A city of St. Louis election judge has come to the conclusion that campaign interference is more common than Missourians think.
“When you start digging, it looks like candidates are either blackmailing each other or that there are some types of bribes going on because their actions just don't add up,” said Andy Polacek.
Polacek, a St. Louis election judge, was reacting to the news that former Macon County associate judge Phillip Prewitt’s law license was suspended for two years by the Missouri Supreme Court for allegedly threatening a rival candidate with the doxing of her husband’s infidelities. Doxing is defined as the action or process of searching for and publishing private or identifying information about a particular individual on the internet, typically with malicious intent.
“He committed election interference because he blackmailed a potential candidate and that's not okay at all,” Polacek told the St. Louis Record. “It's unethical. It's immoral. How could you ever think that this is someone who has enough integrity, moral compass, and ethics to follow the law on the bench if they're willing to do that? You can’t.”
In addition to serving as a judge from 2011 until 2018, Prewitt had been a member of the state's Administrative Hearing Commission.
Prewitt, a Republican, is accused of threatening to disclose Democratic challenger Kristen Burks’ husband’s alleged romantic affairs as a way to influence her not to campaign against him, according to media reports.
But Polacek said bribery, blackmail, and doxing are common to both political parties.
“I'm not really surprised by any of it,” he said in an interview. “What I'm more surprised by is that the Missouri Supreme Court did something about it and I hope it's a movement towards cleaning up the corruption in the state. It's in St. Louis County. It's in St. Charles County. It's in Butler County down where Poplar Bluff is.

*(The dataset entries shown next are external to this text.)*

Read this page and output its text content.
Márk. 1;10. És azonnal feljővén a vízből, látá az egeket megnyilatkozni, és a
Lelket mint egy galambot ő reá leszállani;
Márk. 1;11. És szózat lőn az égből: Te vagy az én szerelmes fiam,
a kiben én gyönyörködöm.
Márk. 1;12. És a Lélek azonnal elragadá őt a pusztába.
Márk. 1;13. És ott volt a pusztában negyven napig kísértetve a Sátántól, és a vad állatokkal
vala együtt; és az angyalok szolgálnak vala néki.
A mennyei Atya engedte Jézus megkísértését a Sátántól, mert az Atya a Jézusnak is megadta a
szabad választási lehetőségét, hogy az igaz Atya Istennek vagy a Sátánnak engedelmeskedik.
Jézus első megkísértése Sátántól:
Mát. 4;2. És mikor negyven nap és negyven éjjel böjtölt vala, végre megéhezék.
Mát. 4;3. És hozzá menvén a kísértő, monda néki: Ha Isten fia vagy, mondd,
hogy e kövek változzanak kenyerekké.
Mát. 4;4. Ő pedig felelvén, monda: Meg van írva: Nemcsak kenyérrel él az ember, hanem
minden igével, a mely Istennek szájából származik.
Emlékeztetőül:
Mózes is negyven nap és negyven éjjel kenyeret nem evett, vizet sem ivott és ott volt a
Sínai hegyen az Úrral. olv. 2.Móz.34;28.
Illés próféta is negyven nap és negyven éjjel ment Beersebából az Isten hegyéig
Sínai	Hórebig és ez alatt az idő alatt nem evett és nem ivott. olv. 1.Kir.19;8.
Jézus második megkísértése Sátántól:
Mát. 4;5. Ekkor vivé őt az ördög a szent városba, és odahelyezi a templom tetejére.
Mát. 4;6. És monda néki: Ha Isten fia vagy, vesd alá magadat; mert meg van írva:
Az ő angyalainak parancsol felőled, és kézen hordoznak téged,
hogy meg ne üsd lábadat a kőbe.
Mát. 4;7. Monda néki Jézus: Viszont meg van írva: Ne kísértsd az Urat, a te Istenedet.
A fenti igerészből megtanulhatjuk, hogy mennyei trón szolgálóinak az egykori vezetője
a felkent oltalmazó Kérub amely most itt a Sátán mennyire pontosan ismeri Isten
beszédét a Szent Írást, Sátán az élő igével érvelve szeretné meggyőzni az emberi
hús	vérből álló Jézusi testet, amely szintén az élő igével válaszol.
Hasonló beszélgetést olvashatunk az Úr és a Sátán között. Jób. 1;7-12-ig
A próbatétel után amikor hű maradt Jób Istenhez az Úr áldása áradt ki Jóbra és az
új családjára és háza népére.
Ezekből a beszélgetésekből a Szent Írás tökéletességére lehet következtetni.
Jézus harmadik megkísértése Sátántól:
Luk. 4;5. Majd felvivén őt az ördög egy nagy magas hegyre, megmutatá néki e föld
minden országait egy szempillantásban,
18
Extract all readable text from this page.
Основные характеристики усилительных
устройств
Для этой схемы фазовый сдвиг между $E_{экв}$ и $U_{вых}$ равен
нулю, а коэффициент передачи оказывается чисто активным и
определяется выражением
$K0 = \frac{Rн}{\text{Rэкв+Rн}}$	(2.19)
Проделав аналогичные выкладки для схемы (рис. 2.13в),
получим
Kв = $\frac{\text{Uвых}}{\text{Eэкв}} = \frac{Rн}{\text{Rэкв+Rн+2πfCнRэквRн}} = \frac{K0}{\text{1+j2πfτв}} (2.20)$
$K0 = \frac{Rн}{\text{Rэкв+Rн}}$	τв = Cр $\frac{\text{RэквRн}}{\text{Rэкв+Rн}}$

We're hearing about incidents happening that mirror what you're seeing in Maricopa County.”
In Maricopa County, Arizona, Fox News reported that former Supreme Court chief justice Ruth McGregor is leading an investigation into findings that 20 percent of polling sites experienced tabulation machine glitches last year.
"My personal, very cynical point of view is that a lot of our government functions on this autopilot of trying to look like they're functioning properly when they really just aren't at all," Polacek added. "What happened in Macon County is actually representative of the fact that in a lot of our counties in Missouri, there is a lot of corruption going on that people just aren't aware of and it's because there has been a breakdown in paying attention to local governments in general."